Hablé con Tristan Harris, exespecialista en ética del diseño de Google y fundador del Center for Humane Technology. Él es la estrella del documental de Netflix, y su punto principal es que la polarización política, las noticias falsas y la adicción a la tecnología no son subproductos involuntarios de las redes sociales. Forman parte de sus modelos de negocio.

Según Harris y los otros exejecutivos de tecnología en el documental, las empresas de redes sociales luchan por su atención, y adicción, porque los anunciantes les pagan según el tiempo que las personas pasan en sus plataformas. La industria lo llama “tiempo de interacción” de los espectadores.

Las empresas de redes sociales trabajan para mantenerte pegado a tus pantallas con “recomendaciones”, “notificaciones”, “alertas de mensajes”, “me gusta” y otros trucos diseñados para mantenerte comprometido y afirmar tus creencias políticas existentes, dicen.

Si sigue a personas que están a favor de Trump, el programa informático de Facebook automáticamente recomendará a otras personas a favor de Trump a seguir.

Si sigues a personas que están a favor de Biden, Facebook también te pondrá en contacto con otras personas que lo apoyan, porque su algoritmo asume que pasarás más tiempo en la pantalla siguiendo a personas que afirman tus creencias, me dijo Harris.

“Eso nos hace tener una visión cada vez más estrecha de la realidad”, dijo. “Es un modelo de negocio que se beneficia de dividirnos, de enojarnos más, porque esas cosas son mejores para mantener nuestra atención”.

Agregó que las empresas de redes sociales se benefician de la difusión de información errónea, porque las historias sensacionalistas o inventadas se ven mucho más que las noticias precisas. Un estudio mostró que las noticias falsas se propagan seis veces más rápido que las noticias fácticas, dijo.

“La escala de esta desinformación es totalmente nueva”, dijo Harris. Citó el caso del teórico de la conspiración Alex Jones, cuyos videos de noticias falsas de InfoWars fueron vistos muchas más veces que las audiencias combinadas de CNN, Fox News, The Washington Post y varios otros medios de comunicación convencionales.

Cuando le dije a Harris que siempre ha habido noticias falsas, respondió: “Siempre hemos tenido bombas antes, pero un cambio cuantitativo se convierte en un cambio cualitativo porque una bomba nuclear es totalmente destructiva en un nivel diferente”.

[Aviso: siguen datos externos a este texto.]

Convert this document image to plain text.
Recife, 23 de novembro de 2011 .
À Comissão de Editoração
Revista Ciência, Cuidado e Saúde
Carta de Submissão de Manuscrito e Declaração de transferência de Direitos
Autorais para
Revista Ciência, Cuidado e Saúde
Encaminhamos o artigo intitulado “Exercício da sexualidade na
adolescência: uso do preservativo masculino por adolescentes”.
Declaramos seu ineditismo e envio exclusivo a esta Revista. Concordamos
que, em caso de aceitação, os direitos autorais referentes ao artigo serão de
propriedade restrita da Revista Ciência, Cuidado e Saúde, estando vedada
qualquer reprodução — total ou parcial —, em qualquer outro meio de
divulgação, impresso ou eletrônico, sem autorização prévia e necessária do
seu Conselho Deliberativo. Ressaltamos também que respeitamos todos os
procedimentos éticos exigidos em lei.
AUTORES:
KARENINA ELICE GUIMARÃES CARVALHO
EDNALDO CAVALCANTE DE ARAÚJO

Tengo algunas reservas sobre el “dilema social”. En primer lugar, no logró entrevistar a los portavoces de las empresas de redes sociales ni a las personas que representan sus puntos de vista.

En segundo lugar, metió demasiados temas importantes en un documental de 90 minutos, lo que hizo que su mensaje final fuera más difuso. Hubiera sido mejor si hubiera sido una serie de tres partes que tratara sobre la polarización, las noticias falsas y la adicción a la tecnología.

En tercer lugar, la película no reconoció plenamente que Facebook, su principal culpable, y otras empresas han comenzado a abordar los problemas por los que se les culpa. Facebook y Twitter han comenzado a prohibir o etiquetar decenas de miles de entradas, incluidas las publicaciones del presidente Trump que afirmaban falsamente que COVID-19 no es más mortal que la gripe.

Pero, en general, la película brinda información valiosa que todos los consumidores de redes sociales deben conocer.

Así como la opinión pública obligó a las empresas petroleras a tomar medidas para dejar de contaminar los océanos, o a los supermercados a dejar de vendernos comida en mal estado, este documental ejercerá una presión adicional sobre las empresas de redes sociales para que gasten más recursos para erradicar las noticias falsas o eliminar algoritmos que nos llevan a vivir en burbujas de información cerradas.

Aplaudo a Harris y “The Social Dilemma” por aumentar la presión sobre las empresas de redes sociales para detener el tsunami de desinformación que polariza nuestras sociedades como nunca antes en la historia reciente.